A non-factive use of 'known' as an adjective:

A Marine pleaded guilty Monday to aggravated assault and conspiracy to obstruct justice before testifying that his squad executed a known insurgent who turned out to be a civilian.

The circumstances are described more fully later in the article:

Jackson said that to his knowledge the man was a known insurgent. He learned later that it was Awad, he said. He said another serviceman told him that if anyone asked about the incident, he should "stick to the story," Jackson testified.

The use of 'known' for something that turns out to be false could be a case of protagonist projection (see also). The 'known' is in Jackson's reported testimony, but so is 'turned out to be a civilian', so we can't explain the use of 'known' simply by saying that Jackson said it was known.
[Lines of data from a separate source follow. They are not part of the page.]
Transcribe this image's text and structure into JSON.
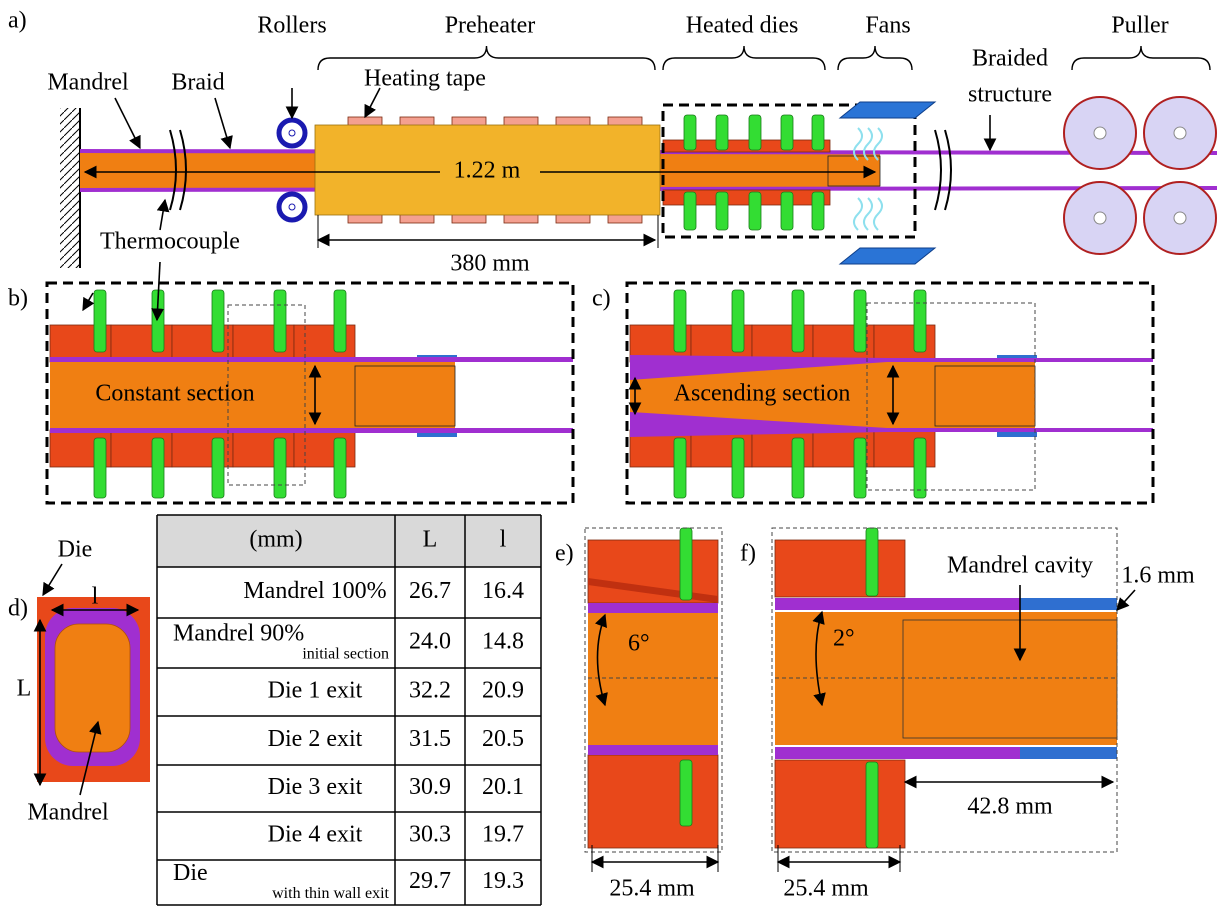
{
  "panel_a": {
    "label": "a)",
    "rollers": "Rollers",
    "preheater": "Preheater",
    "heated_dies": "Heated dies",
    "fans": "Fans",
    "puller": "Puller",
    "mandrel": "Mandrel",
    "braid": "Braid",
    "heating_tape": "Heating tape",
    "braided_structure": [
      "Braided",
      "structure"
    ],
    "length": "1.22 m",
    "thermocouple": "Thermocouple",
    "preheater_length": "380 mm"
  },
  "panel_b": {
    "label": "b)",
    "caption": "Constant section"
  },
  "panel_c": {
    "label": "c)",
    "caption": "Ascending section"
  },
  "panel_d": {
    "label": "d)",
    "die": "Die",
    "width": "l",
    "height": "L",
    "mandrel": "Mandrel"
  },
  "table": {
    "header": [
      "(mm)",
      "L",
      "l"
    ],
    "rows": [
      {
        "name": "Mandrel 100%",
        "L": "26.7",
        "l": "16.4"
      },
      {
        "name": "Mandrel 90%",
        "sub": "initial section",
        "L": "24.0",
        "l": "14.8"
      },
      {
        "name": "Die 1 exit",
        "L": "32.2",
        "l": "20.9"
      },
      {
        "name": "Die 2 exit",
        "L": "31.5",
        "l": "20.5"
      },
      {
        "name": "Die 3 exit",
        "L": "30.9",
        "l": "20.1"
      },
      {
        "name": "Die 4 exit",
        "L": "30.3",
        "l": "19.7"
      },
      {
        "name": "Die",
        "sub": "with thin wall exit",
        "L": "29.7",
        "l": "19.3"
      }
    ]
  },
  "panel_e": {
    "label": "e)",
    "angle": "6°",
    "width": "25.4 mm"
  },
  "panel_f": {
    "label": "f)",
    "angle": "2°",
    "cavity": "Mandrel cavity",
    "wall": "1.6 mm",
    "cavity_length": "42.8 mm",
    "width": "25.4 mm"
  }
}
I'm inclined to think that this is just sloppy wording though. We already have another instance of sloppy wording; the term for shooting a prisoner by the side of the road is not 'execution' but 'murder' or 'war crime'. Lessons about the advisability and morality of setting off civil wars and asking our troops to fight in them with no clear mission are left to the reader.

(via TPMMuckracker)

Posted by Matt Weiner at November 7, 2006 06:46 AM
Comments

Okay, you announced not a hiatus, but a decrease in posting -- but that seems not to be true either. So there.

Now regarding the post. I was inclined to agree that the wording was sloppy, but upon reflection, I think the writer might actually be mistaken about whether "known" can or should be used this way. God knows I can be sloppy when I write, but I would never, ever, use "known" to describe someone who turned out not to be an insurgent. I would say, "purported to be an insurgent" or something like that.

The sentence, "Jackson said that to his knowledge the man was a known insurgent" is bizarre. I don't think a mistake like this would slip by unnoticed unless the writer and the editor thought it made sense.

So put me down for "protagonist projection", which, like the "execution" example, is exculpatory of the soldier's behavior. I don't think that's accidental.


Posted by: dagger aleph at November 7, 2006 08:46 AM

You seem to be supposing that "known insurgent" just has the compositional meaning of "someone whom we know to be an insurgent." It seems to have become a fixed phrase in occupation parlance, so that calling someone a "known insurgent" is not a claim about our knowledge about them but a claim about our entitlement to be cavalier about their life.

Posted by: P.D. at November 7, 2006 06:43 PM

Also sloppy editing seems to be the last sentence quoted, "he said ..., Jackson testified" -- makes it sound like Jackson is testifying that somebody said ..., unless you know that "he" refers to Jackson, so that reading would not make any sense, and to make sense of the sentence you need to chop off the "Jackson testified" or the "he said".